One day, Mr. X plans to start his 2021 by developing an Android mobile application. However, Mr. X wants to know how to build a good Android application. He asks two of his data scientist friends Mr Phoon and Mr Sii to help out to study current trends and insights of Google Play Store.
Hence, we have two research questions that we can find out for Mr X.
What is the relationship between application rating and installation?
What is the rating of an an application with given number of reviews and installation ?
Following is the details of dataset that we have chosen :
Title : Google Play Store Apps
Source : Kaggle (https://www.kaggle.com/lava18/google-play-store-apps)
Year : 2018
Purpose : Web scraped data of 10k Play Store apps for analyzing the Android market.

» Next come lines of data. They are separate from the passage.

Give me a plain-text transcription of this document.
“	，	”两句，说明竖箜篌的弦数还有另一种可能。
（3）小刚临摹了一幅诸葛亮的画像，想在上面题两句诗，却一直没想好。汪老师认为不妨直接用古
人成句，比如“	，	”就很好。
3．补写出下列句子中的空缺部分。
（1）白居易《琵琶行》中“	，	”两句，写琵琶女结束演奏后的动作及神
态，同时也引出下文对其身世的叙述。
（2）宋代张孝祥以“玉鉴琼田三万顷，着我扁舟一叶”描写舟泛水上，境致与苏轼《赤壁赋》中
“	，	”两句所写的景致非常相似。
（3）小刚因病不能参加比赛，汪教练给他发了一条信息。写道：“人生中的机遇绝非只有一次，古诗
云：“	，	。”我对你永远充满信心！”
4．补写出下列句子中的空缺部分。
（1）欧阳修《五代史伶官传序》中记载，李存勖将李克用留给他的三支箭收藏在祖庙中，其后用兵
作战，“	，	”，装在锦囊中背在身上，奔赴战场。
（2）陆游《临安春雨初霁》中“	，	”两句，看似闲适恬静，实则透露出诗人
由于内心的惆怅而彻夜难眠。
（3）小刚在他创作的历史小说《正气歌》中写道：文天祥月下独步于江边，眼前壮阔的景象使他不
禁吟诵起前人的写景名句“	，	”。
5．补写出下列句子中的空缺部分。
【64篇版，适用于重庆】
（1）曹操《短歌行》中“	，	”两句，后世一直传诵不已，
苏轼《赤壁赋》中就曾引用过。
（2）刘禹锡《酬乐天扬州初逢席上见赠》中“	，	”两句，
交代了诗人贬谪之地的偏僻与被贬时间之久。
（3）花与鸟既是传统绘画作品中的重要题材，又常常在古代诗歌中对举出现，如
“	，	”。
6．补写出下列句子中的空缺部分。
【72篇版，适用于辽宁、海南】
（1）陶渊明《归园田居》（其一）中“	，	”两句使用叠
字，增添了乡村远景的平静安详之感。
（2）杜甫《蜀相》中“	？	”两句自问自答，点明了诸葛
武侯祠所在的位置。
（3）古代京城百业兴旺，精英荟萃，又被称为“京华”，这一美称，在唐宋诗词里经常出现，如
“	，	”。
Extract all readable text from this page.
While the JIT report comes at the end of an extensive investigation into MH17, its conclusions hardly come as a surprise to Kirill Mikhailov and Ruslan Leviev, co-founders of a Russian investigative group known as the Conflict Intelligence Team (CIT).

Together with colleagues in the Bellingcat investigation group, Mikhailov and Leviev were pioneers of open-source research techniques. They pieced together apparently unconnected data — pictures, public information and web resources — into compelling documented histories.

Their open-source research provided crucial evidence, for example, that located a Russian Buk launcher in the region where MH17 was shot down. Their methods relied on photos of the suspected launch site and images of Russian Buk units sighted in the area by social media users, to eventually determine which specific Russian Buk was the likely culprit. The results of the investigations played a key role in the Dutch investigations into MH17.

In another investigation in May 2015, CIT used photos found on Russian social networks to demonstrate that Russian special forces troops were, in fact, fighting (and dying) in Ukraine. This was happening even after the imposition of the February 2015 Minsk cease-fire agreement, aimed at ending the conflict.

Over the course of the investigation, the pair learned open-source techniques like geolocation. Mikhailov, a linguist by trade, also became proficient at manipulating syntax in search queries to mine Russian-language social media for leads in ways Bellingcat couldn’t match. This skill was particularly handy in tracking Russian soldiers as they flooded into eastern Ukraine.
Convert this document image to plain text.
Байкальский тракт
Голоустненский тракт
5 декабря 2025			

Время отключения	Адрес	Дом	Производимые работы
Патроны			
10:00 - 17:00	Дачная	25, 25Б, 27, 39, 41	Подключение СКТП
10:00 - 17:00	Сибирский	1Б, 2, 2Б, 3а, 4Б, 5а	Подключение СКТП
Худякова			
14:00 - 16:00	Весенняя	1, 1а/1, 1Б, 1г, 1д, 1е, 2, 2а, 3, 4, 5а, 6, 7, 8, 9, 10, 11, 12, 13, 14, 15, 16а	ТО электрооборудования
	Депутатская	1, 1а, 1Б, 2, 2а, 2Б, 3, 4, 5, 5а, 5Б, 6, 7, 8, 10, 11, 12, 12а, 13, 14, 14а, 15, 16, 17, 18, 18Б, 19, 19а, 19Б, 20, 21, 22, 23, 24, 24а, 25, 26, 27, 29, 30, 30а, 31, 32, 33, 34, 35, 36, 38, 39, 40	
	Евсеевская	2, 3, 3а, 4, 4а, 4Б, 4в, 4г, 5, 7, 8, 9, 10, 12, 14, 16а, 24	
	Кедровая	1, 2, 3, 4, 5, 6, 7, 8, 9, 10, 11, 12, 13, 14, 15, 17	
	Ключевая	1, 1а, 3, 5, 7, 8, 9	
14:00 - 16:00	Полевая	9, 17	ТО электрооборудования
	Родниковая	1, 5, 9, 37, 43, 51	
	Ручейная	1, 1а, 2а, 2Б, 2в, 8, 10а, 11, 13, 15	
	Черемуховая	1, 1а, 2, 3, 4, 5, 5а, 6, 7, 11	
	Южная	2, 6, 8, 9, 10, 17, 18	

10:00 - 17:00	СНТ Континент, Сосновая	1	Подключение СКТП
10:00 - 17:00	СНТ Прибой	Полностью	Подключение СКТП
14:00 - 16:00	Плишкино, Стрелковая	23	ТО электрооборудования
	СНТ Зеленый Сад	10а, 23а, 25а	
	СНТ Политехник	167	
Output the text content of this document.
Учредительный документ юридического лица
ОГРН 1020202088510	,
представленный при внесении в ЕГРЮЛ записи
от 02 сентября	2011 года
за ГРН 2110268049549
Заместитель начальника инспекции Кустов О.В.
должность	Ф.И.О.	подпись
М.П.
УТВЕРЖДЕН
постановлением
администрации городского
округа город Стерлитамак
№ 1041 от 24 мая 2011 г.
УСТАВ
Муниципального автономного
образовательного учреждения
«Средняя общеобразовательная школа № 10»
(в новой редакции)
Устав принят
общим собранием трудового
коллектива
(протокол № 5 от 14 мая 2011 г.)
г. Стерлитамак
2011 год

#list.files("../Downloads")
library(tidyverse)
library(plyr)
library(dplyr)
library(magrittr)
library(tidyverse) # data manipulation
library(cluster) # clustering algorithms
library(factoextra) # clustering algorithms & visualization
library(class)
library(caTools)
library(DT)
googleplay <- read.csv("../googleplaystore.csv")
datatable(googleplay)
## Warning in instance$preRenderHook(instance): It seems your data is too big
## for client-side DataTables. You may consider server-side processing: https://
## rstudio.github.io/DT/server.html
print(paste("Dimensions of dataset: ", dim(googleplay)))
## [1] "Dimensions of dataset: 10841" "Dimensions of dataset: 13"
str(googleplay)
## 'data.frame': 10841 obs. of 13 variables:
## $ App : chr "Photo Editor & Candy Camera & Grid & ScrapBook" "Coloring book moana" "U Launcher Lite â\200“ FREE Live Cool Themes, Hide Apps" "Sketch - Draw & Paint" ...
## $ Category : chr "ART_AND_DESIGN" "ART_AND_DESIGN" "ART_AND_DESIGN" "ART_AND_DESIGN" ...
## $ Rating : num 4.1 3.9 4.7 4.5 4.3 4.4 3.8 4.1 4.4 4.7 ...
## $ Reviews : chr "159" "967" "87510" "215644" ...
## $ Size : chr "19M" "14M" "8.7M" "25M" ...
## $ Installs : chr "10,000+" "500,000+" "5,000,000+" "50,000,000+" ...
## $ Type : chr "Free" "Free" "Free" "Free" ...
## $ Price : chr "0" "0" "0" "0" ...
## $ Content.Rating: chr "Everyone" "Everyone" "Everyone" "Teen" ...
## $ Genres : chr "Art & Design" "Art & Design;Pretend Play" "Art & Design" "Art & Design" ...
## $ Last.Updated : chr "January 7, 2018" "January 15, 2018" "August 1, 2018" "June 8, 2018" ...
## $ Current.Ver : chr "1.0.0" "2.0.0" "1.2.4" "Varies with device" ...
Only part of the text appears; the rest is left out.